This invention relates to arc discharge lamps, and more particularly, to a discharge lamp having an improved mount for coaxially supporting an arc tube within an outer envelope in a manner which is self-centering and provides thermal expansion compensation.
The present invention is particularly useful in the mounting of arc tubes in high pressure sodium vapor arc discharge lamps. Such lamps employ a relatively long tubular arc tube of narrow diameter and composed of polycrystalline alumina. Internal electrodes at each end of the arc tube are respectively connected to external terminals comprising niobium feed-through tubes. U.S. Pat. Nos. 3,623,134, 3,996,487 and 4,037,129 illustrate prior methods of coaxially supporting the arc tube within the outer envelope by means including a rather heavy metal frame member having spring fingers disposed at one or both ends of the lamp for resiliently engaging the inner wall of the outer envelope to aid in positioning the arc tube. In two of the aforementioned patents, the base-facing niobium tube terminal of the arc tube is supported on a rod or heavy conductor wire projecting from the base; in the other patent, the base-facing terminal of the arc tube is connected through a multi-segment arrangement including a flexible lead wire. In all three patents, the dome-facing terminal of the arc tube is connected to a rod or legs welded to the supporting frame member.
In another heavy frame type support arrangement which has been widely employed in high pressure sodium discharge lamps, the frame, and thus arc tube, is centered and anchored by means of a resilient clamp secured about an inwardly projecting dimple formed at the dome end of the outer envelope; U.S. Pat. No. 3,384,798 provides an example for such a mounting arrangment. Another arc tube mounting arrangement involving a dimple in the dome of the outer glass envelope is described in U.S. Pat. No. 4,117,371, wherein a comparatively heavy conductor wire extends beyond the length of the arc tube and has a loop formed on the end which is wrapped around the dome dimple.

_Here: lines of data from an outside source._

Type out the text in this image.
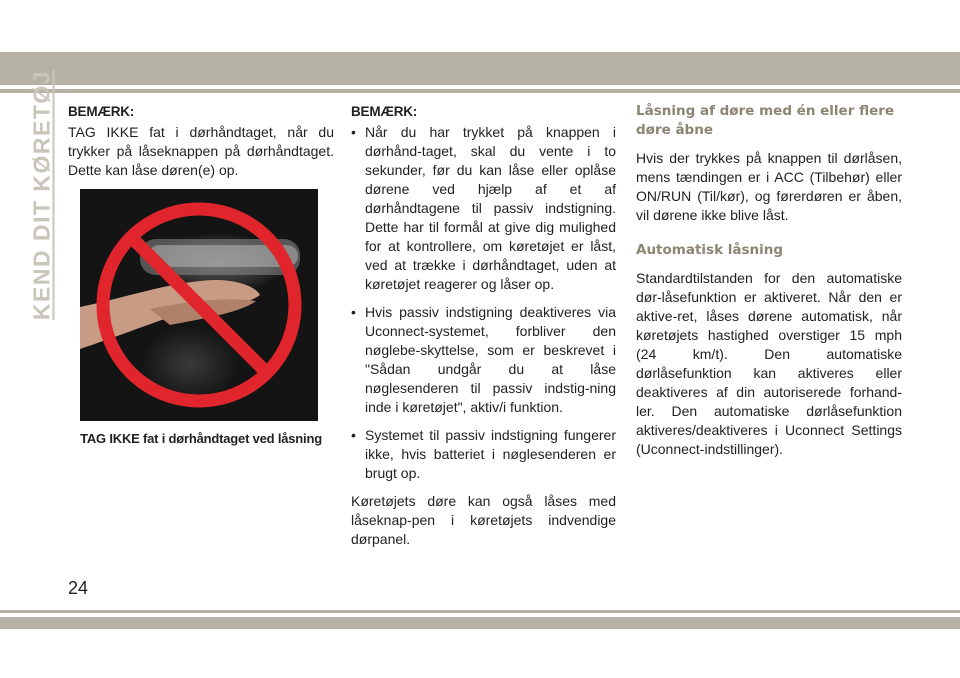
KEND DIT KØRETØJ BEMÆRK:

TAG IKKE fat i dørhåndtaget, når du trykker på låseknappen på dørhåndtaget. Dette kan låse døren(e) op.

TAG IKKE fat i dørhåndtaget ved låsning
BEMÆRK:
• Når du har trykket på knappen i dørhånd-taget, skal du vente i to sekunder, før du kan låse eller oplåse dørene ved hjælp af et af dørhåndtagene til passiv indstigning. Dette har til formål at give dig mulighed for at kontrollere, om køretøjet er låst, ved at trække i dørhåndtaget, uden at køretøjet reagerer og låser op.
• Hvis passiv indstigning deaktiveres via Uconnect-systemet, forbliver den nøglebe-skyttelse, som er beskrevet i "Sådan undgår du at låse nøglesenderen til passiv indstig-ning inde i køretøjet", aktiv/i funktion.
• Systemet til passiv indstigning fungerer ikke, hvis batteriet i nøglesenderen er brugt op.

Køretøjets døre kan også låses med låseknap-pen i køretøjets indvendige dørpanel.

Låsning af døre med én eller flere døre åbne

Hvis der trykkes på knappen til dørlåsen, mens tændingen er i ACC (Tilbehør) eller ON/RUN (Til/kør), og førerdøren er åben, vil dørene ikke blive låst.

Automatisk låsning

Standardtilstanden for den automatiske dør-låsefunktion er aktiveret. Når den er aktive-ret, låses dørene automatisk, når køretøjets hastighed overstiger 15 mph (24 km/t). Den automatiske dørlåsefunktion kan aktiveres eller deaktiveres af din autoriserede forhand-ler. Den automatiske dørlåsefunktion aktiveres/deaktiveres i Uconnect Settings (Uconnect-indstillinger).

24
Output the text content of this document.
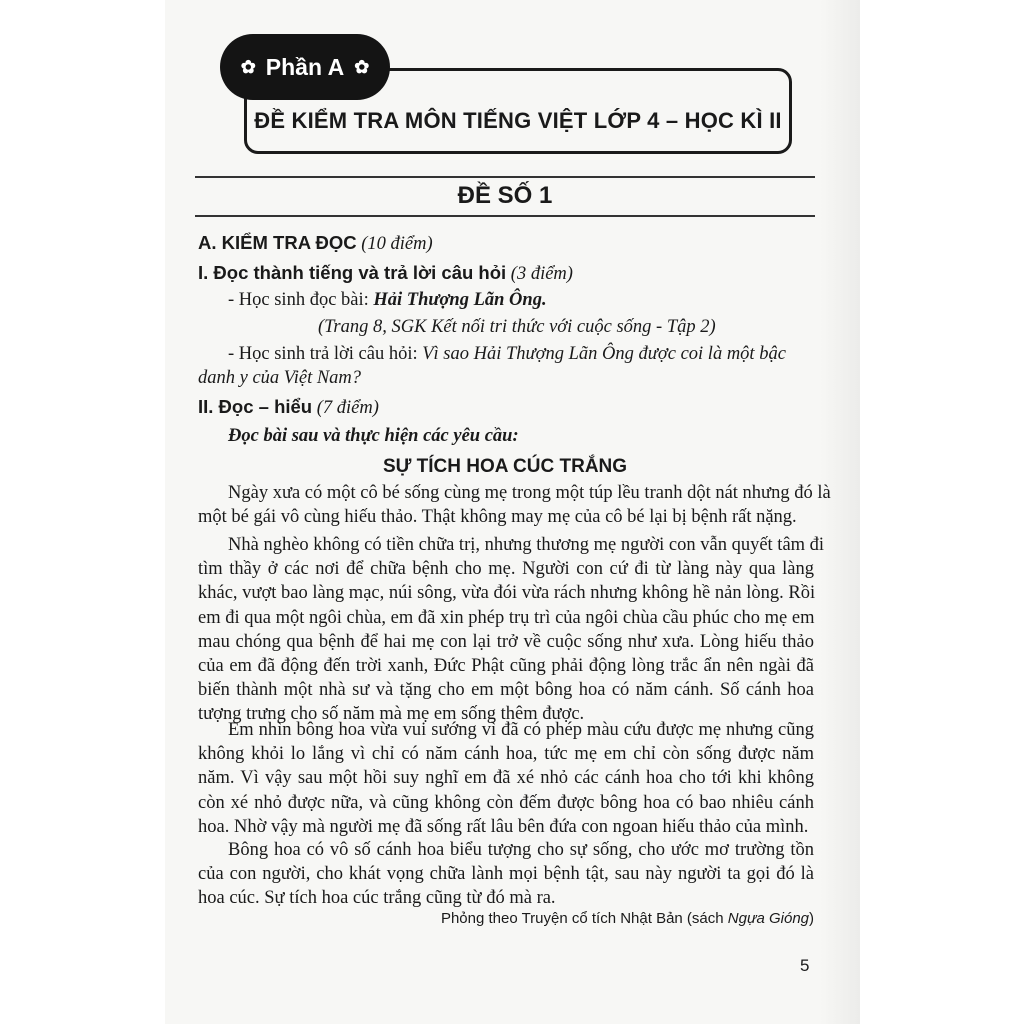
✿ Phần A ✿
ĐỀ KIỂM TRA MÔN TIẾNG VIỆT LỚP 4 – HỌC KÌ II
ĐỀ SỐ 1
A. KIỂM TRA ĐỌC (10 điểm)
I. Đọc thành tiếng và trả lời câu hỏi (3 điểm)
- Học sinh đọc bài: Hải Thượng Lãn Ông.
(Trang 8, SGK Kết nối tri thức với cuộc sống - Tập 2)
- Học sinh trả lời câu hỏi: Vì sao Hải Thượng Lãn Ông được coi là một bậc
danh y của Việt Nam?
II. Đọc – hiểu (7 điểm)
Đọc bài sau và thực hiện các yêu cầu:
SỰ TÍCH HOA CÚC TRẮNG
Ngày xưa có một cô bé sống cùng mẹ trong một túp lều tranh dột nát nhưng đó là
một bé gái vô cùng hiếu thảo. Thật không may mẹ của cô bé lại bị bệnh rất nặng.
Nhà nghèo không có tiền chữa trị, nhưng thương mẹ người con vẫn quyết tâm đi
tìm thầy ở các nơi để chữa bệnh cho mẹ. Người con cứ đi từ làng này qua làng
khác, vượt bao làng mạc, núi sông, vừa đói vừa rách nhưng không hề nản lòng. Rồi
em đi qua một ngôi chùa, em đã xin phép trụ trì của ngôi chùa cầu phúc cho mẹ em
mau chóng qua bệnh để hai mẹ con lại trở về cuộc sống như xưa. Lòng hiếu thảo
của em đã động đến trời xanh, Đức Phật cũng phải động lòng trắc ẩn nên ngài đã
biến thành một nhà sư và tặng cho em một bông hoa có năm cánh. Số cánh hoa
tượng trưng cho số năm mà mẹ em sống thêm được.
Em nhìn bông hoa vừa vui sướng vì đã có phép màu cứu được mẹ nhưng cũng
không khỏi lo lắng vì chỉ có năm cánh hoa, tức mẹ em chỉ còn sống được năm
năm. Vì vậy sau một hồi suy nghĩ em đã xé nhỏ các cánh hoa cho tới khi không
còn xé nhỏ được nữa, và cũng không còn đếm được bông hoa có bao nhiêu cánh
hoa. Nhờ vậy mà người mẹ đã sống rất lâu bên đứa con ngoan hiếu thảo của mình.
Bông hoa có vô số cánh hoa biểu tượng cho sự sống, cho ước mơ trường tồn
của con người, cho khát vọng chữa lành mọi bệnh tật, sau này người ta gọi đó là
hoa cúc. Sự tích hoa cúc trắng cũng từ đó mà ra.
Phỏng theo Truyện cổ tích Nhật Bản (sách Ngựa Gióng)
5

A more simplified arc tube mounting arrangement is shown in U.S. Pat. No. 3,706,901 of De Neve, wherein a lead-in conductor from the base supports the base-facing arc tube terminal, while the dome-facing terminal of the arc tube is connected to the base lead-in wire by means of a terminal wire that includes a helically bent portion which extends along the straight part of the arc tube and a convolute portion which bears against the inner side of the outer envelope dome for centering the arc tube. The thickness of the terminal wire is disclosed as approximately 2 millimeters (about 0.08 inch); hence, the convolute portion, which De Neve shows as being hook-shaped, provides a rather rigid centering member. De Neve refers to the helically bent portion of the terminal wire as an anti-shadow winding, that will expand when heat is generated in the discharge tube, but due to its helical form, the expansion only causes the piece of wire to be bent out further, thereby avoiding the risk of cracks in the outer envelope.

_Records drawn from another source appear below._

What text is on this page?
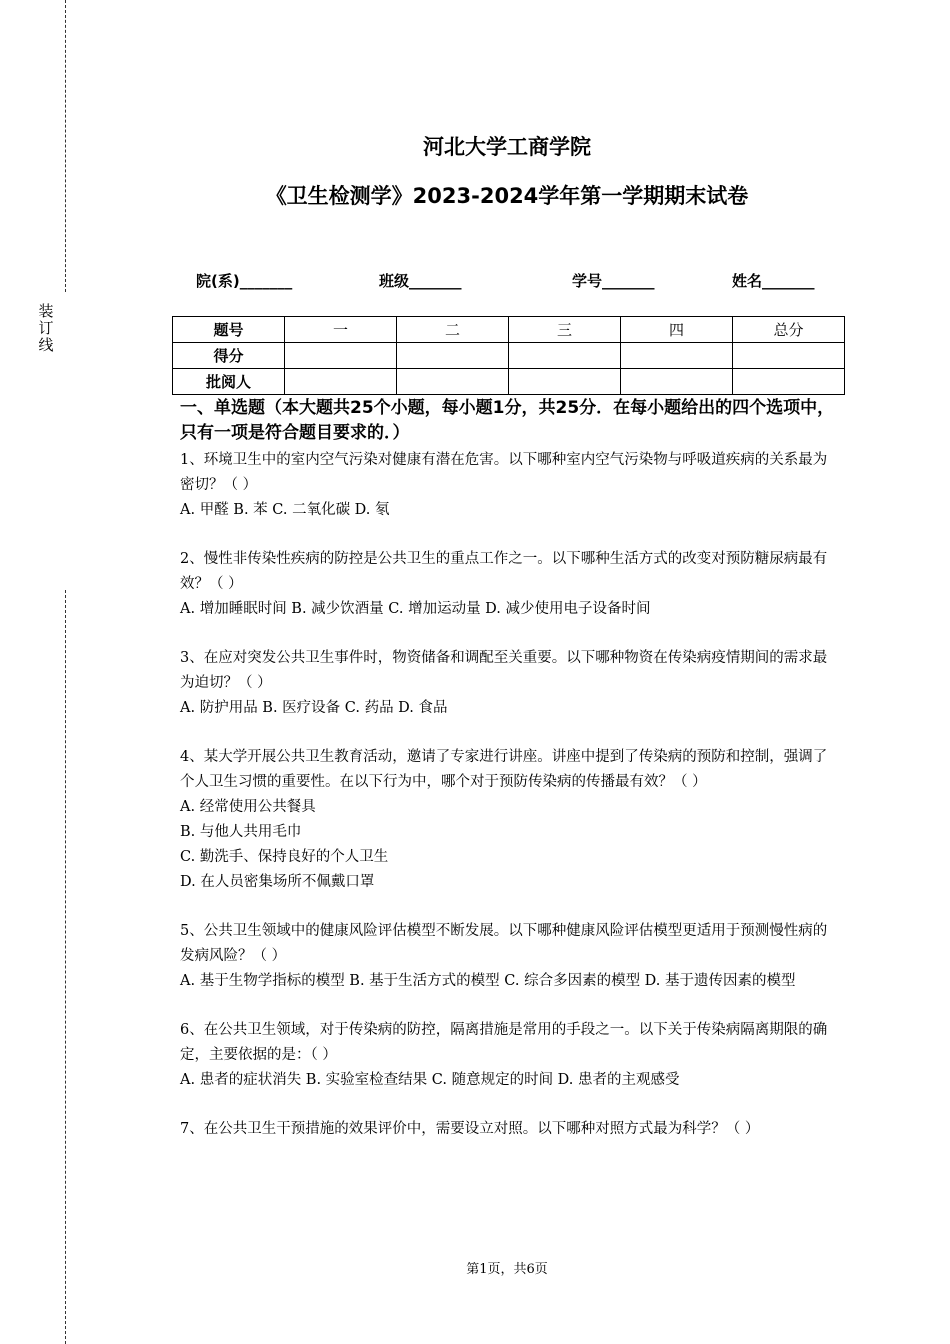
装
订
线
河北大学工商学院
《卫生检测学》2023-2024学年第一学期期末试卷
院(系)_______	班级_______	学号_______	姓名_______
题号	一	二	三	四	总分
得分					
批阅人					

一、单选题（本大题共25个小题，每小题1分，共25分．在每小题给出的四个选项中，只有一项是符合题目要求的．）

1、环境卫生中的室内空气污染对健康有潜在危害。以下哪种室内空气污染物与呼吸道疾病的关系最为密切？（ ）

A. 甲醛 B. 苯 C. 二氧化碳 D. 氡

2、慢性非传染性疾病的防控是公共卫生的重点工作之一。以下哪种生活方式的改变对预防糖尿病最有效？（ ）

A. 增加睡眠时间 B. 减少饮酒量 C. 增加运动量 D. 减少使用电子设备时间

3、在应对突发公共卫生事件时，物资储备和调配至关重要。以下哪种物资在传染病疫情期间的需求最为迫切？（ ）

A. 防护用品 B. 医疗设备 C. 药品 D. 食品

4、某大学开展公共卫生教育活动，邀请了专家进行讲座。讲座中提到了传染病的预防和控制，强调了个人卫生习惯的重要性。在以下行为中，哪个对于预防传染病的传播最有效？（ ）

A. 经常使用公共餐具

B. 与他人共用毛巾

C. 勤洗手、保持良好的个人卫生

D. 在人员密集场所不佩戴口罩

5、公共卫生领域中的健康风险评估模型不断发展。以下哪种健康风险评估模型更适用于预测慢性病的发病风险？（ ）

A. 基于生物学指标的模型 B. 基于生活方式的模型 C. 综合多因素的模型 D. 基于遗传因素的模型

6、在公共卫生领域，对于传染病的防控，隔离措施是常用的手段之一。以下关于传染病隔离期限的确定，主要依据的是：（ ）

A. 患者的症状消失 B. 实验室检查结果 C. 随意规定的时间 D. 患者的主观感受

7、在公共卫生干预措施的效果评价中，需要设立对照。以下哪种对照方式最为科学？（ ）

第1页，共6页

The arc tube of polycrystalline alumina ceramic in a high pressure sodium vapor lamp may be heated in operation to average temperature of 1,000.degree. C. or higher, and the material has a coefficient of linear expansion of 8.times.10.sup.-6 per .degree.C. The arc tube is so hot that the only practical way of supporting it is by the inleads extending from the ends. In a lamp having an arc tube which is about 11 centimeters long, for example, the linear thermal expansion of the arc tube can be about 1 mellimeter. Accordingly, it has been found necessary to accommodate differential expansion in order to avoid undue stress on the end terminals and seals which may cause cracks in the alumina arc tube.
The prior art constructions, as described hereinabove, do not adequately allow for a thermal expansion of the arc tube, even though the base-facing niobium tube terminal is not welded to the base support rod. In actual practice on a production line, the arc tube is not perfectly centered, whereupon during thermal expansion, sufficient stress may often be applied to the arc tube whereby cracks are caused in the alumina. Previous approaches to this problem include U.S. Pat. No. 3,882,346, which describes a thermal expansion compensating mounting in which one end of the arc tube is rigidly fastened to a supporting frame, while the other end is secured by an axial lead wire which extends from a ceramic plug through a single close-fitting loop in a transverse support wire, and a flexible conductor provides the electrical connection. U.S. Pat. No. 4,254,355 describes a ceramic arc tube mounting in which the in-lead at one end of the arc tube is fastened to the support rod conductor, while the in-lead at the other end of the arc tube extends through an insulating bushing supported from the rod and connected by a curved flexible conductor to the other lead-in of the outer envelope. Differential thermal expansion is accommodated by sliding of the in-lead through the bushing and flexing of the curved conductor.
In addition to the aforementioned arc tube mounting considerations, it is not feasible, at the present state of the art, to accurately control the length of the alumina tube. Therefore, arc tubes for a given lamp type will vary considerably in length, thereby making it very difficult to provide proper mounting. Further, the presence of a frame wire of sufficient diameter and location to support the arc tube causes a noticeable shadow from the illuminated lamp.